What led to the Treaty?

Before the Treaty, Māori had long been concerned about the lawlessness of numbers of Pākehā. Their hope was that James Busby (the appointed British Resident) would exercise control over British subjects, but Busby proved to be largely ineffective in dealing with criminal offending. His requests to Britain for assistance, in the form of troops and a warship, were turned down. Some Māori groups became open to the idea of having a British governor for the Pākehā people.

In the Māori political order, rangatira were responsible to and for their own hapū. They expected, with the growing number of British subjects, that the Queen would want to bring her people to order. And, in fact, this was one reason for British interest in a treaty with Māori. Treaty-making, the process of making agreements between polities, has a long history in Māori politics. Ngāti Kahungunu knew such agreements as mahi tūhono, or “work to draw the people together”. The idea of treating with the Crown was therefore an affirmation of rangatiratanga and recognition that each polity should be responsible for its own people. Also important to the hapū was their growing international trade. The strengthening of ties with Britain was seen as favouring this growth.

Another factor was increasing tension over land, particularly in the North. Hapū allocated plots of land (tuku whenua) to the new settlers, but these were grants of land use, more like leases than sales. These grants were designed to establish relationships of reciprocity between the hapū and the newcomers. Hapū and their rangatira were dismayed when some settlers acted as if they had an absolute right to the land and showed disregard for the hapū who gave the grant in the first place. When Hobson arrived in New Zealand in 1840 rangatira asked that, as part of the treaty agreement, the Crown would see to the return of lands wrongly taken.

The British Crown, too, had concerns about land deals. By the late 1830s, it had been made aware that speculative land purchases of dubious legality were taking place around the country. In 1838, the more law-abiding settlers, traders and missionaries petitioned the British Crown asking for a more effective presence than Busby could provide.

The situation in New Zealand at the time was monitored by humanitarian groups based in London such as the Aborigines Protection Society, which was concerned about the impact of colonisation on indigenous peoples. They had an ally in the Secretary of State for Colonies, Lord Glenelg, who was opposed to the plans of the New Zealand Company to establish a colony based on the principles of Edward Gibbon Wakefield.

However, the departure of settler-laden New Zealand Company ships for Port Nicholson in 1839, without official parliamentary sanction, prompted the Colonial Office to rethink its position. Accepting colonisation as an “inevitable measure” and to protect British trade and economic interests, the new secretary, Lord Normanby, sent Captain William Hobson to New Zealand.

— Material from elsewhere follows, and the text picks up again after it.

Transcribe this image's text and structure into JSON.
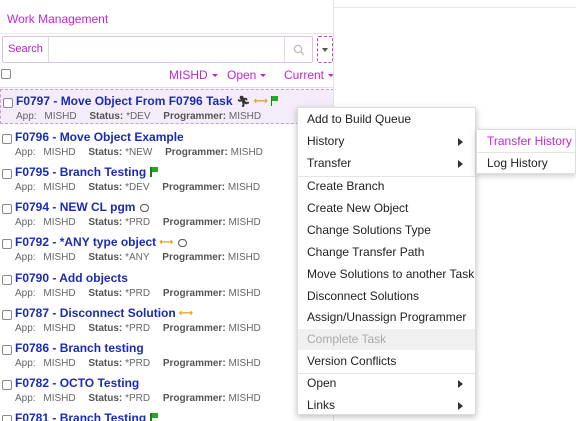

He was instructed to acquire sovereignty over the whole or any parts of the country that Māori wished to cede (give up), by negotiating a treaty. Because Britain had recognised Māori rights in the Declaration of Independence, and because this was “binding on the faith of the Crown”, no British authority could be established in New Zealand without Māori agreement.

Treaty-making was a long-established instrument of British colonial policy, so although Hobson did not land with a treaty already fully drafted, many of the guarantees which would be included had been expressed in earlier treaties with other nations.

Hobson arrived in New Zealand on 29 January 1840.